- Born: 1955 (age 70–71)
- Education: Delft University of Technology
- Occupations: Coastal engineer, researcher, professor, consultant
- Known for: Van der Meer formula, EurOtop Overtopping Manual, Wave Overtopping Simulator
- Scientific career
- Fields: Coastal engineering
- Workplaces: IHE Delft Institute for Water Education

= Jentsje Wouter van der Meer =

Dutch coastal engineer and professor

Jentsje Wouter van der Meer is a Dutch coastal engineer, researcher, professor and consultant. He is known for his research on wave–structure interaction, breakwater design, wave overtopping and the stability of coastal structures. He is the founder and principal of Van der Meer Consulting b.v.

== Education and career ==

Van der Meer earned a BSc in Architecture from the Technical College in Leeuwarden in 1976, followed by an MSc in Civil Engineering from Delft University of Technology in 1981 and a PhD from Delft University of Technology in 1988.

He worked at Delft Hydraulics as a project engineer and project manager and later served as head of the Coastal Structures Department and Deputy Director of the Harbours, Coasts and Offshore Technology Division.

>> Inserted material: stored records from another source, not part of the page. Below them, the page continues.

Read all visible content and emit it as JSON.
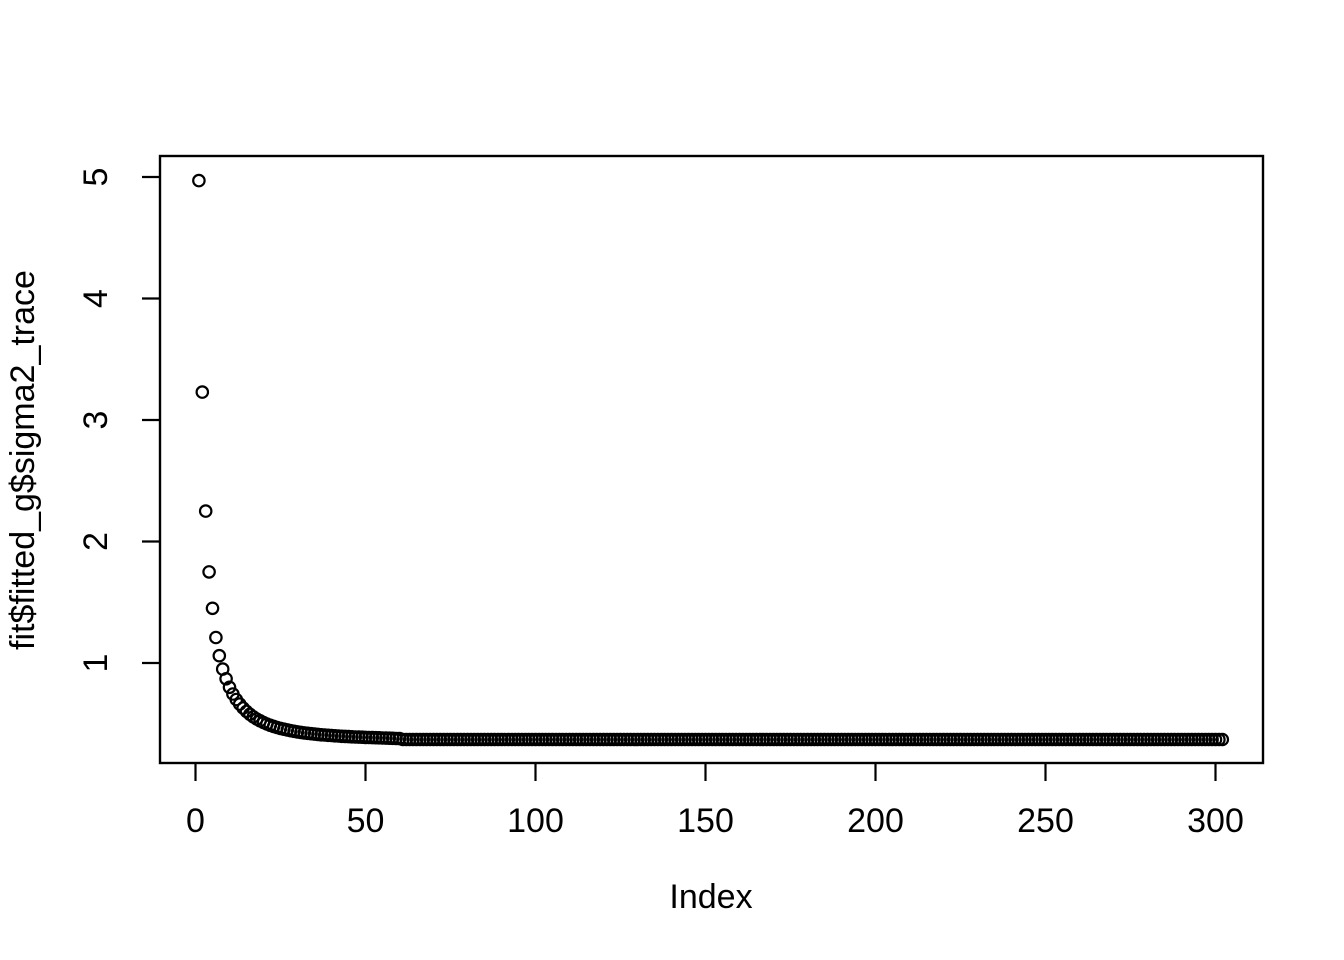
{
  "figure": {
    "background_color": "#ffffff",
    "foreground_color": "#000000"
  },
  "chart_data": {
    "type": "scatter",
    "title": "",
    "xlabel": "Index",
    "ylabel": "fit$fitted_g$sigma2_trace",
    "marker": "open-circle",
    "marker_color": "#000000",
    "grid": false,
    "legend": null,
    "x_ticks": [
      0,
      50,
      100,
      150,
      200,
      250,
      300
    ],
    "y_ticks": [
      1,
      2,
      3,
      4,
      5
    ],
    "xlim": [
      -11,
      314
    ],
    "ylim": [
      0.18,
      5.15
    ],
    "x_start": 1,
    "n_points": 302,
    "head_values": [
      4.97,
      3.23,
      2.25,
      1.75,
      1.45,
      1.21,
      1.06,
      0.95,
      0.87,
      0.8,
      0.745,
      0.7,
      0.662,
      0.63,
      0.602,
      0.578,
      0.557,
      0.539,
      0.524,
      0.51,
      0.498,
      0.487,
      0.478,
      0.469,
      0.462,
      0.455,
      0.449,
      0.443,
      0.438,
      0.433,
      0.429,
      0.425,
      0.421,
      0.418,
      0.415,
      0.412,
      0.409,
      0.407,
      0.405,
      0.403,
      0.401,
      0.399,
      0.397,
      0.396,
      0.394,
      0.393,
      0.391,
      0.39,
      0.389,
      0.388,
      0.387,
      0.386,
      0.385,
      0.384,
      0.383,
      0.382,
      0.381,
      0.38,
      0.379,
      0.378
    ],
    "tail": {
      "from_index": 61,
      "to_index": 302,
      "approx_value": 0.37
    }
  }
}
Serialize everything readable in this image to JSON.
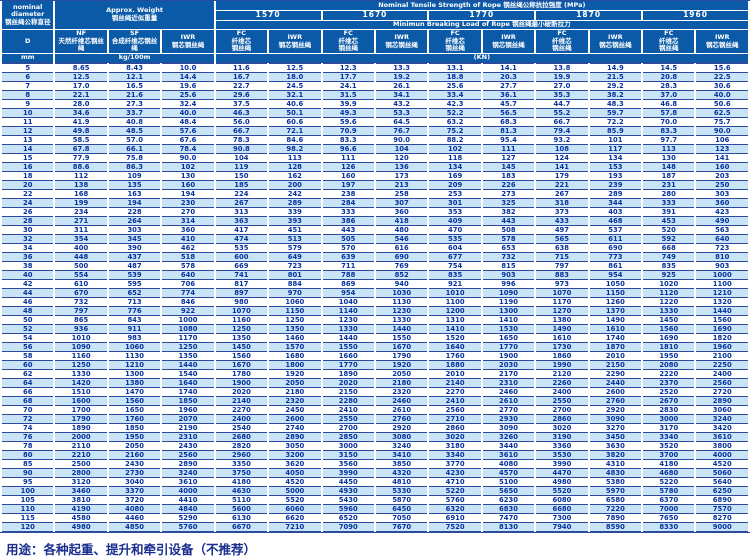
{
  "colors": {
    "header_bg": "#0b5aa7",
    "row_alt_bg": "#c9e4f7",
    "data_text": "#06329e",
    "grid_line": "#2a4a9b"
  },
  "header": {
    "nominal_diameter_en": "nominal diameter",
    "nominal_diameter_cn": "钢丝绳公称直径",
    "approx_weight_en": "Approx. Weight",
    "approx_weight_cn": "钢丝绳近似重量",
    "tensile_title": "Nominal Tensile Strength of Rope 钢丝绳公称抗拉强度 (MPa)",
    "strengths": [
      "1570",
      "1670",
      "1770",
      "1870",
      "1960"
    ],
    "breaking_title": "Minimun Breaking Load of Rope 钢丝绳最小破断拉力",
    "col_d": "D",
    "nf_label": "NF",
    "nf_cn": "天然纤维芯钢丝绳",
    "sf_label": "SF",
    "sf_cn": "合成纤维芯钢丝绳",
    "iwr_label": "IWR",
    "iwr_cn": "钢芯钢丝绳",
    "fc_label": "FC",
    "fc_cn_lines": [
      "纤维芯",
      "钢丝绳"
    ],
    "unit_mm": "mm",
    "unit_kg": "kg/100m",
    "unit_kn": "(KN)"
  },
  "rows": [
    [
      "5",
      "8.65",
      "8.43",
      "10.0",
      "11.6",
      "12.5",
      "12.3",
      "13.3",
      "13.1",
      "14.1",
      "13.8",
      "14.9",
      "14.5",
      "15.6"
    ],
    [
      "6",
      "12.5",
      "12.1",
      "14.4",
      "16.7",
      "18.0",
      "17.7",
      "19.2",
      "18.8",
      "20.3",
      "19.9",
      "21.5",
      "20.8",
      "22.5"
    ],
    [
      "7",
      "17.0",
      "16.5",
      "19.6",
      "22.7",
      "24.5",
      "24.1",
      "26.1",
      "25.6",
      "27.7",
      "27.0",
      "29.2",
      "28.3",
      "30.6"
    ],
    [
      "8",
      "22.1",
      "21.6",
      "25.6",
      "29.6",
      "32.1",
      "31.5",
      "34.1",
      "33.4",
      "36.1",
      "35.3",
      "38.2",
      "37.0",
      "40.0"
    ],
    [
      "9",
      "28.0",
      "27.3",
      "32.4",
      "37.5",
      "40.6",
      "39.9",
      "43.2",
      "42.3",
      "45.7",
      "44.7",
      "48.3",
      "46.8",
      "50.6"
    ],
    [
      "10",
      "34.6",
      "33.7",
      "40.0",
      "46.3",
      "50.1",
      "49.3",
      "53.3",
      "52.2",
      "56.5",
      "55.2",
      "59.7",
      "57.8",
      "62.5"
    ],
    [
      "11",
      "41.9",
      "40.8",
      "48.4",
      "56.0",
      "60.6",
      "59.6",
      "64.5",
      "63.2",
      "68.3",
      "66.7",
      "72.2",
      "70.0",
      "75.7"
    ],
    [
      "12",
      "49.8",
      "48.5",
      "57.6",
      "66.7",
      "72.1",
      "70.9",
      "76.7",
      "75.2",
      "81.3",
      "79.4",
      "85.9",
      "83.3",
      "90.0"
    ],
    [
      "13",
      "58.5",
      "57.0",
      "67.6",
      "78.3",
      "84.6",
      "83.3",
      "90.0",
      "88.2",
      "95.4",
      "93.2",
      "101",
      "97.7",
      "106"
    ],
    [
      "14",
      "67.8",
      "66.1",
      "78.4",
      "90.8",
      "98.2",
      "96.6",
      "104",
      "102",
      "111",
      "108",
      "117",
      "113",
      "123"
    ],
    [
      "15",
      "77.9",
      "75.8",
      "90.0",
      "104",
      "113",
      "111",
      "120",
      "118",
      "127",
      "124",
      "134",
      "130",
      "141"
    ],
    [
      "16",
      "88.6",
      "86.3",
      "102",
      "119",
      "128",
      "126",
      "136",
      "134",
      "145",
      "141",
      "153",
      "148",
      "160"
    ],
    [
      "18",
      "112",
      "109",
      "130",
      "150",
      "162",
      "160",
      "173",
      "169",
      "183",
      "179",
      "193",
      "187",
      "203"
    ],
    [
      "20",
      "138",
      "135",
      "160",
      "185",
      "200",
      "197",
      "213",
      "209",
      "226",
      "221",
      "239",
      "231",
      "250"
    ],
    [
      "22",
      "168",
      "163",
      "194",
      "224",
      "242",
      "238",
      "258",
      "253",
      "273",
      "267",
      "289",
      "280",
      "303"
    ],
    [
      "24",
      "199",
      "194",
      "230",
      "267",
      "289",
      "284",
      "307",
      "301",
      "325",
      "318",
      "344",
      "333",
      "360"
    ],
    [
      "26",
      "234",
      "228",
      "270",
      "313",
      "339",
      "333",
      "360",
      "353",
      "382",
      "373",
      "403",
      "391",
      "423"
    ],
    [
      "28",
      "271",
      "264",
      "314",
      "363",
      "393",
      "386",
      "418",
      "409",
      "443",
      "433",
      "468",
      "453",
      "490"
    ],
    [
      "30",
      "311",
      "303",
      "360",
      "417",
      "451",
      "443",
      "480",
      "470",
      "508",
      "497",
      "537",
      "520",
      "563"
    ],
    [
      "32",
      "354",
      "345",
      "410",
      "474",
      "513",
      "505",
      "546",
      "535",
      "578",
      "565",
      "611",
      "592",
      "640"
    ],
    [
      "34",
      "400",
      "390",
      "462",
      "535",
      "579",
      "570",
      "616",
      "604",
      "653",
      "638",
      "690",
      "668",
      "723"
    ],
    [
      "36",
      "448",
      "437",
      "518",
      "600",
      "649",
      "639",
      "690",
      "677",
      "732",
      "715",
      "773",
      "749",
      "810"
    ],
    [
      "38",
      "500",
      "487",
      "578",
      "669",
      "723",
      "711",
      "769",
      "754",
      "815",
      "797",
      "861",
      "835",
      "903"
    ],
    [
      "40",
      "554",
      "539",
      "640",
      "741",
      "801",
      "788",
      "852",
      "835",
      "903",
      "883",
      "954",
      "925",
      "1000"
    ],
    [
      "42",
      "610",
      "595",
      "706",
      "817",
      "884",
      "869",
      "940",
      "921",
      "996",
      "973",
      "1050",
      "1020",
      "1100"
    ],
    [
      "44",
      "670",
      "652",
      "774",
      "897",
      "970",
      "954",
      "1030",
      "1010",
      "1090",
      "1070",
      "1150",
      "1120",
      "1210"
    ],
    [
      "46",
      "732",
      "713",
      "846",
      "980",
      "1060",
      "1040",
      "1130",
      "1100",
      "1190",
      "1170",
      "1260",
      "1220",
      "1320"
    ],
    [
      "48",
      "797",
      "776",
      "922",
      "1070",
      "1150",
      "1140",
      "1230",
      "1200",
      "1300",
      "1270",
      "1370",
      "1330",
      "1440"
    ],
    [
      "50",
      "865",
      "843",
      "1000",
      "1160",
      "1250",
      "1230",
      "1330",
      "1310",
      "1410",
      "1380",
      "1490",
      "1450",
      "1560"
    ],
    [
      "52",
      "936",
      "911",
      "1080",
      "1250",
      "1350",
      "1330",
      "1440",
      "1410",
      "1530",
      "1490",
      "1610",
      "1560",
      "1690"
    ],
    [
      "54",
      "1010",
      "983",
      "1170",
      "1350",
      "1460",
      "1440",
      "1550",
      "1520",
      "1650",
      "1610",
      "1740",
      "1690",
      "1820"
    ],
    [
      "56",
      "1090",
      "1060",
      "1250",
      "1450",
      "1570",
      "1550",
      "1670",
      "1640",
      "1770",
      "1730",
      "1870",
      "1810",
      "1960"
    ],
    [
      "58",
      "1160",
      "1130",
      "1350",
      "1560",
      "1680",
      "1660",
      "1790",
      "1760",
      "1900",
      "1860",
      "2010",
      "1950",
      "2100"
    ],
    [
      "60",
      "1250",
      "1210",
      "1440",
      "1670",
      "1800",
      "1770",
      "1920",
      "1880",
      "2030",
      "1990",
      "2150",
      "2080",
      "2250"
    ],
    [
      "62",
      "1330",
      "1300",
      "1540",
      "1780",
      "1920",
      "1890",
      "2050",
      "2010",
      "2170",
      "2120",
      "2290",
      "2220",
      "2400"
    ],
    [
      "64",
      "1420",
      "1380",
      "1640",
      "1900",
      "2050",
      "2020",
      "2180",
      "2140",
      "2310",
      "2260",
      "2440",
      "2370",
      "2560"
    ],
    [
      "66",
      "1510",
      "1470",
      "1740",
      "2020",
      "2180",
      "2150",
      "2320",
      "2270",
      "2460",
      "2400",
      "2600",
      "2520",
      "2720"
    ],
    [
      "68",
      "1600",
      "1560",
      "1850",
      "2140",
      "2320",
      "2280",
      "2460",
      "2410",
      "2610",
      "2550",
      "2760",
      "2670",
      "2890"
    ],
    [
      "70",
      "1700",
      "1650",
      "1960",
      "2270",
      "2450",
      "2410",
      "2610",
      "2560",
      "2770",
      "2700",
      "2920",
      "2830",
      "3060"
    ],
    [
      "72",
      "1790",
      "1760",
      "2070",
      "2400",
      "2600",
      "2550",
      "2760",
      "2710",
      "2930",
      "2860",
      "3090",
      "3000",
      "3240"
    ],
    [
      "74",
      "1890",
      "1850",
      "2190",
      "2540",
      "2740",
      "2700",
      "2920",
      "2860",
      "3090",
      "3020",
      "3270",
      "3170",
      "3420"
    ],
    [
      "76",
      "2000",
      "1950",
      "2310",
      "2680",
      "2890",
      "2850",
      "3080",
      "3020",
      "3260",
      "3190",
      "3450",
      "3340",
      "3610"
    ],
    [
      "78",
      "2110",
      "2050",
      "2430",
      "2820",
      "3050",
      "3000",
      "3240",
      "3180",
      "3440",
      "3360",
      "3630",
      "3520",
      "3800"
    ],
    [
      "80",
      "2210",
      "2160",
      "2560",
      "2960",
      "3200",
      "3150",
      "3410",
      "3340",
      "3610",
      "3530",
      "3820",
      "3700",
      "4000"
    ],
    [
      "85",
      "2500",
      "2430",
      "2890",
      "3350",
      "3620",
      "3560",
      "3850",
      "3770",
      "4080",
      "3990",
      "4310",
      "4180",
      "4520"
    ],
    [
      "90",
      "2800",
      "2730",
      "3240",
      "3750",
      "4050",
      "3990",
      "4320",
      "4230",
      "4570",
      "4470",
      "4830",
      "4680",
      "5060"
    ],
    [
      "95",
      "3120",
      "3040",
      "3610",
      "4180",
      "4520",
      "4450",
      "4810",
      "4710",
      "5100",
      "4980",
      "5380",
      "5220",
      "5640"
    ],
    [
      "100",
      "3460",
      "3370",
      "4000",
      "4630",
      "5000",
      "4930",
      "5330",
      "5220",
      "5650",
      "5520",
      "5970",
      "5780",
      "6250"
    ],
    [
      "105",
      "3810",
      "3720",
      "4410",
      "5110",
      "5520",
      "5430",
      "5870",
      "5760",
      "6230",
      "6080",
      "6580",
      "6370",
      "6890"
    ],
    [
      "110",
      "4190",
      "4080",
      "4840",
      "5600",
      "6060",
      "5960",
      "6450",
      "6320",
      "6830",
      "6680",
      "7220",
      "7000",
      "7570"
    ],
    [
      "115",
      "4580",
      "4460",
      "5290",
      "6130",
      "6620",
      "6520",
      "7050",
      "6910",
      "7470",
      "7300",
      "7890",
      "7650",
      "8270"
    ],
    [
      "120",
      "4980",
      "4850",
      "5760",
      "6670",
      "7210",
      "7090",
      "7670",
      "7520",
      "8130",
      "7940",
      "8590",
      "8330",
      "9000"
    ]
  ],
  "footer": {
    "text": "用途：各种起重、提升和牵引设备（不推荐）"
  }
}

He subsequently worked at Infram, where he was head of the Engineering Department from 1997 to 2007. In 2007, he established Van der Meer Consulting b.v.

From 2014 to 2021, he was a part-time Professor of Coastal Structures and Ports at IHE Delft Institute for Water Education. He is also an emeritus professor at IHE Delft and Delft University of Technology.

== Research and technical contributions ==

=== Van der Meer formula ===

In the 1980s, Van der Meer developed practical design formulae describing the stability of rubble-mound revetments and breakwaters under random wave attack. His work was based on extensive physical model testing and addressed variables including wave period, number of waves, armour grading, spectrum shape, wave groupiness and core permeability.

These stability formulae became widely used in the design of rubble-mound breakwaters and revetments. His doctoral research, Rock slopes and gravel beaches under wave attack, was completed at Delft University of Technology in 1988.

=== EurOtop ===

Van der Meer was one of the principal contributors to the EurOtop manual on wave overtopping of sea defences and related structures. The manual brought together research from the United Kingdom, the Netherlands, Germany and Belgium and was published as a freely available engineering guidance document.

The first edition was published in 2007, and a second edition was published in 2018, with Van der Meer serving as an editor of the second edition.

=== Wave Overtopping Simulator ===

Van der Meer developed the Wave Overtopping Simulator in 2006 as part of the ComCoast project and Dutch research on water defences. The device is a mobile water-storage system that releases controlled volumes of water at specific intervals to simulate wave overtopping on the crest and inner slope of a dike, levee or embankment.

The simulator was subsequently used for full-scale destructive testing of dikes and levees, including research into the resistance of grass-covered inner slopes to wave overtopping.

The technology was later adapted for use outside the Netherlands, including a larger simulator developed for the United States.

=== Cumulative Overload Method ===

Research using the Wave Overtopping Simulator contributed to the development of methods for assessing the strength and erosion resistance of grass-covered dikes under wave overtopping. This research included full-scale destructive tests on Dutch dikes and levees.

== Publications and manuals ==

Van der Meer has authored or co-authored approximately 250 papers in international journals, conference proceedings and books.

Selected publications and books include:

- The Rock Manual: The Use of Rock in Hydraulic Engineering (2007), as a contributor.

- EurOtop: Manual on Wave Overtopping of Sea Defences and Related Structures (2007; revised 2018), with Van der Meer as editor of the 2018 edition.

- Design and Construction of Berm Breakwaters (2016), co-authored with Sigurdur Sigurdarson.

His work has contributed to numerous design formulations concerning coastal-structure stability, wave overtopping, wave transmission, wave reflection and related coastal engineering processes.

== Advisory roles and teaching ==

Van der Meer has taught breakwater design and related coastal-engineering subjects at IHE Delft and UNESCO-IHE for several decades, including international courses for engineers and researchers.

He has served on technical advisory committees concerning water defences and coastal engineering in the Netherlands, including the Technical Advisory Committee on Water Defences (TAW) and its successor organisations.

He has also worked as an expert and consultant on the design and assessment of breakwaters, coastal structures, dikes and other hydraulic infrastructure in several countries.

== Professional affiliations ==

Van der Meer is a member of professional engineering organisations including the American Society of Civil Engineers (ASCE), KIVI and PIANC. He is also a Diplomate in Coastal Engineering (D.CE) of the Academy of Coastal, Ocean, Port & Navigation Engineers (ACOPNE).

== Awards and honours ==

- Halcrow Premium (1987), awarded by the British Institution of Civil Engineers.
- T.K. Shieh Award (1992), awarded by the British Institution of Civil Engineers.